Séminaire du 7 février 2025 par Maryline Hamon, Psychologue
Ce séminaire, animé par Maryline Hamon, psychologue de l’enfance et de l’adolescence et directrice adjointe de la Maison de l’Adolescent du Val-de-Marne à Créteil, propose une analyse approfondie de l’adolescence et de ses enjeux. Cette structure départementale accompagne les adolescents et leur entourage face aux diverses problématiques rencontrées durant cette période charnière.
L’adolescence se caractérise par plusieurs dimensions qui s’interpénètrent.
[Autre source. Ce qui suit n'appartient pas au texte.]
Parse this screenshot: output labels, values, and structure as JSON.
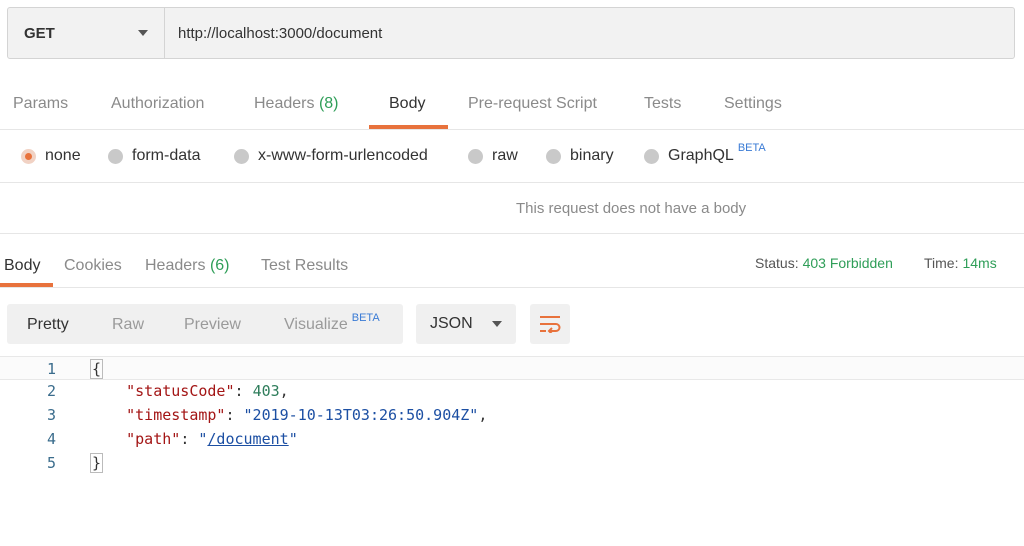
{
  "request": {
    "method": "GET",
    "url": "http://localhost:3000/document"
  },
  "request_tabs": {
    "params": "Params",
    "authorization": "Authorization",
    "headers": "Headers",
    "headers_count": "(8)",
    "body": "Body",
    "prerequest": "Pre-request Script",
    "tests": "Tests",
    "settings": "Settings"
  },
  "body_types": {
    "none": "none",
    "form_data": "form-data",
    "urlencoded": "x-www-form-urlencoded",
    "raw": "raw",
    "binary": "binary",
    "graphql": "GraphQL",
    "graphql_badge": "BETA"
  },
  "no_body_message": "This request does not have a body",
  "response_tabs": {
    "body": "Body",
    "cookies": "Cookies",
    "headers": "Headers",
    "headers_count": "(6)",
    "test_results": "Test Results"
  },
  "response_status": {
    "status_label": "Status:",
    "status_value": "403 Forbidden",
    "time_label": "Time:",
    "time_value": "14ms"
  },
  "view_modes": {
    "pretty": "Pretty",
    "raw": "Raw",
    "preview": "Preview",
    "visualize": "Visualize",
    "visualize_badge": "BETA"
  },
  "format": "JSON",
  "code": {
    "line_numbers": [
      "1",
      "2",
      "3",
      "4",
      "5"
    ],
    "open_brace": "{",
    "close_brace": "}",
    "entries": [
      {
        "key": "\"statusCode\"",
        "sep": ": ",
        "value": "403",
        "trail": ","
      },
      {
        "key": "\"timestamp\"",
        "sep": ": ",
        "value": "\"2019-10-13T03:26:50.904Z\"",
        "trail": ","
      },
      {
        "key": "\"path\"",
        "sep": ": ",
        "q1": "\"",
        "value": "/document",
        "q2": "\""
      }
    ]
  },
  "colors": {
    "accent": "#e8723c",
    "success": "#2f9e58",
    "beta": "#3a7bd5"
  },
  "icons": {
    "method_dropdown": "caret-down-icon",
    "format_dropdown": "caret-down-icon",
    "wrap": "wrap-lines-icon"
  }
}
Sur le plan somatique, elle est marquée par des changements corporels visibles liés à la puberté, accompagnés de modifications physiologiques et hormonales. Des transformations neurologiques surviennent également, avec une prédominance du cerveau émotionnel et le développement de la pensée hypothético-déductive. L’adolescent doit alors gérer ce nouveau corps sexué qui change sans qu’il ait prise sur ces transformations.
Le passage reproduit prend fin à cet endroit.